There is little doubt in my mind that the Stewart approach makes sense, and provides a slightly better model of how acid-base works than does the conventional approach. I believe that Stewart provides a refinement of the conventional approach. Under many, perhaps most circumstances, the 'old-fashioned' approach works fine, but we should be aware of the exceptions (gross volume dilution with fluids which have a low SID; hypoalbuminaemia in association with metabolic acidosis) and invoke the physicochemical approach in these circumstances. This new approach also helps us explain how our therapeutic interventions work.
Much still needs to be done. We need a viable model based on physicochemical principles that can be consistently shown to be as good as or better than the older models. Ideally this model should also extend to assessment of whole blood acid-base status, and even allow us to predict whole-body pH changes in response to therapeutic interventions.

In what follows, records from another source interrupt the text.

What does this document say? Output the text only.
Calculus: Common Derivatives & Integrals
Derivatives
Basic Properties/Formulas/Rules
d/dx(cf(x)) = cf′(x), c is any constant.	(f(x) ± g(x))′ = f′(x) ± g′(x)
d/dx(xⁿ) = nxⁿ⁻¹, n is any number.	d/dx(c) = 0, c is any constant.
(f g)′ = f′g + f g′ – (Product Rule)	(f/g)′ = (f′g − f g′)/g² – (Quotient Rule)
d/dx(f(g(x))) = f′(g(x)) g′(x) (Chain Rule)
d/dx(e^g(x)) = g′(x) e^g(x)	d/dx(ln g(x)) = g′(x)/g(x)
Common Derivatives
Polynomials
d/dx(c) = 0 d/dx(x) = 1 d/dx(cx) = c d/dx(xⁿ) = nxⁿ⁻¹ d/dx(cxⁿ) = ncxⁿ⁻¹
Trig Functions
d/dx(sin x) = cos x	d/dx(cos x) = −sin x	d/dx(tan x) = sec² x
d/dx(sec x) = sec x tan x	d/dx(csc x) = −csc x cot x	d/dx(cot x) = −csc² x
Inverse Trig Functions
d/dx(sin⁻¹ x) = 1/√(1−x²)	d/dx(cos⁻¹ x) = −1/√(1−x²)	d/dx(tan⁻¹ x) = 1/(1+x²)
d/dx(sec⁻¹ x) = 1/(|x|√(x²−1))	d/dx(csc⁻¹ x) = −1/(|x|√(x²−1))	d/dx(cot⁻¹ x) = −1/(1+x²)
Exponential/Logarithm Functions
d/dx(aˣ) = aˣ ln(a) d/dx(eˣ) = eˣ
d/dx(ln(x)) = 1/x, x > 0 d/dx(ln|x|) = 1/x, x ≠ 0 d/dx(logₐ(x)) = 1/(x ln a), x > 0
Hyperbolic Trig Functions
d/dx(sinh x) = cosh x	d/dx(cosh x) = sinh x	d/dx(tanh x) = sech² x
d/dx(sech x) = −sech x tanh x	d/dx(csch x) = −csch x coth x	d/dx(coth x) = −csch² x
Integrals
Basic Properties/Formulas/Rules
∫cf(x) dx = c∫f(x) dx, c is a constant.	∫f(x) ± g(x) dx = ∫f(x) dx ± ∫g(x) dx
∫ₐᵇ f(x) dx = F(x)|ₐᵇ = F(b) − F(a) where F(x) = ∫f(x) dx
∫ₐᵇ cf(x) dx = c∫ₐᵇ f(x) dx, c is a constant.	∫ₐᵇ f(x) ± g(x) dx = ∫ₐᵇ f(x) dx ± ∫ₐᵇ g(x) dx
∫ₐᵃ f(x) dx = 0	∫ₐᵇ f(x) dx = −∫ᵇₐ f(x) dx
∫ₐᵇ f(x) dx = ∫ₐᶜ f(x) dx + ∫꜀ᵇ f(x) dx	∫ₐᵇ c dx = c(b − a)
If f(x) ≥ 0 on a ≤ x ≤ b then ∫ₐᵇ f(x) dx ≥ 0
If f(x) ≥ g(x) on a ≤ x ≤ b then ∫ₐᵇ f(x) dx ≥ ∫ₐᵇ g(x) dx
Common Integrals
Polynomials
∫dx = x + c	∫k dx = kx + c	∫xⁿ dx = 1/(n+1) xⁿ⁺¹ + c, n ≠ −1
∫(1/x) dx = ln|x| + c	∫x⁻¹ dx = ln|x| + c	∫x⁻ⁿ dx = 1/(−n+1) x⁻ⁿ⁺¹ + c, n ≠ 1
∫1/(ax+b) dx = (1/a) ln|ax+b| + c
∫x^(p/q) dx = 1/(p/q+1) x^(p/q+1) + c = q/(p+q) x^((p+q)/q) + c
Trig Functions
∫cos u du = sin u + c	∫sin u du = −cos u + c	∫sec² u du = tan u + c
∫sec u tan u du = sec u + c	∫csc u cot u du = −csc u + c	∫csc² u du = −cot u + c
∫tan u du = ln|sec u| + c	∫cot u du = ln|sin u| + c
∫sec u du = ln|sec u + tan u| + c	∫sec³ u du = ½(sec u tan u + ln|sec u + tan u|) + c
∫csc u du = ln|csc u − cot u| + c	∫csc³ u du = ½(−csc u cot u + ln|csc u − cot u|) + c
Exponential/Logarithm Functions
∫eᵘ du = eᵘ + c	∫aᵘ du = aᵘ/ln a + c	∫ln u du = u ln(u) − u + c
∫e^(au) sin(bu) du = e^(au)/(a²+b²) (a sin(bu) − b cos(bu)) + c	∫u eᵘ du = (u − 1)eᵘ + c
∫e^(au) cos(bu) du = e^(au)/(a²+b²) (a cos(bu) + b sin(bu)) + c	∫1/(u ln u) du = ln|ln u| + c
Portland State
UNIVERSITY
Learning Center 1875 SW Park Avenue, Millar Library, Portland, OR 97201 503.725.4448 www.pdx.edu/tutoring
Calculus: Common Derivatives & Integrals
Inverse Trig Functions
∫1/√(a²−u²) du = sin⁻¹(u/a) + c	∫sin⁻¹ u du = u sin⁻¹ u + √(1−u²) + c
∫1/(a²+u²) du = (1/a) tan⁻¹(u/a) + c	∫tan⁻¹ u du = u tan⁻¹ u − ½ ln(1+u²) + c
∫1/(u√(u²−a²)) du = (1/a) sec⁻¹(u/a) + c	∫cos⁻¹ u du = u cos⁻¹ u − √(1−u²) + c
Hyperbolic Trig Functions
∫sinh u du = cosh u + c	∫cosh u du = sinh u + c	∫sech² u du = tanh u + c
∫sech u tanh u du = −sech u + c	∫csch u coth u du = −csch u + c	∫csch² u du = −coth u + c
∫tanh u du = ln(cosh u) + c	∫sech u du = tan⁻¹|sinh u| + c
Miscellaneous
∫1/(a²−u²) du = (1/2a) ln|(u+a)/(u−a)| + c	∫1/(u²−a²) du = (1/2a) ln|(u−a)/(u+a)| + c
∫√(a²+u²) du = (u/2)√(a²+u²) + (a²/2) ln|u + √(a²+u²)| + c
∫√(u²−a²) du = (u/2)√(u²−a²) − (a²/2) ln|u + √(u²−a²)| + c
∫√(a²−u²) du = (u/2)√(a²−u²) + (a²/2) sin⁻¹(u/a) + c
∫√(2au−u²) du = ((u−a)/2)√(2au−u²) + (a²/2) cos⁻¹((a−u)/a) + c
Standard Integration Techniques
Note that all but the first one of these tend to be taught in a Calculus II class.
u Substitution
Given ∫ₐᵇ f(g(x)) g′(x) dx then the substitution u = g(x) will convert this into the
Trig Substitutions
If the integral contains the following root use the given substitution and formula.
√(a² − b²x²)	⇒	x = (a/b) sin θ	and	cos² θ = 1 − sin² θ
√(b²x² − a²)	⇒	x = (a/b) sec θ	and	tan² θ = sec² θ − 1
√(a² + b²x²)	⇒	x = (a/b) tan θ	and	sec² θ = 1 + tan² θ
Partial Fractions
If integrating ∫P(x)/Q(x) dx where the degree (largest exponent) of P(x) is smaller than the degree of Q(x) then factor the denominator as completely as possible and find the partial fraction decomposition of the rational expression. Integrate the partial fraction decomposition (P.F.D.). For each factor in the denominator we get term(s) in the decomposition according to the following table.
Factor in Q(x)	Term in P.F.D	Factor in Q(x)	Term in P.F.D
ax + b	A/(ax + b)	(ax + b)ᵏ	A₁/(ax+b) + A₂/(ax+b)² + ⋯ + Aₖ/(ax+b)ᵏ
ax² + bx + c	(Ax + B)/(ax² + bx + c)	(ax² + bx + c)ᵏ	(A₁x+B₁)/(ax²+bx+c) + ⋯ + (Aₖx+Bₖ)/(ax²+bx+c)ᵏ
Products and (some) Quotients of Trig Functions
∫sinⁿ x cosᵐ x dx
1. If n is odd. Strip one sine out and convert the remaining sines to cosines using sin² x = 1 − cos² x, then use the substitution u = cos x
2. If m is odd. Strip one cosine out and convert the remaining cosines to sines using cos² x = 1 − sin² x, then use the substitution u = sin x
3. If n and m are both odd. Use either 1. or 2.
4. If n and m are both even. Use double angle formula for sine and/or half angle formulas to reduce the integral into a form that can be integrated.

In addition, each clinician who makes therapeutic decisions should appreciate the limitations of the model they are using. He/she should also relate the model to the limitations in laboratory estimation of the numbers that go into the model. For example, in the hospital where I currently work, the standard deviation of the estimates of serum sodium concentration is 3 mmol/l. I don't believe I can trust a serum sodium of "170 mmol/l" as I have seen a repeat estimate on the same specimen come out as "177 mmol/l"! We have also known since 1977 that small variations in sampling technique may have profound effects on arterial blood gas analysis - Hansen and Simmons (ARRD 1977 115 1061-3) found substantial reductions in PCO _{2 } related to heparinisation of arterial blood gas samples. Be careful when you plug the numbers you obtain into any model, and then make dramatic alterations in clinical management based on small numbers, especially where there may be multiple sources of error! This point is well made by Swenson in an otherwise rather humdrum editorial that you can read online.
Use both Stewart and conventional approaches with caution!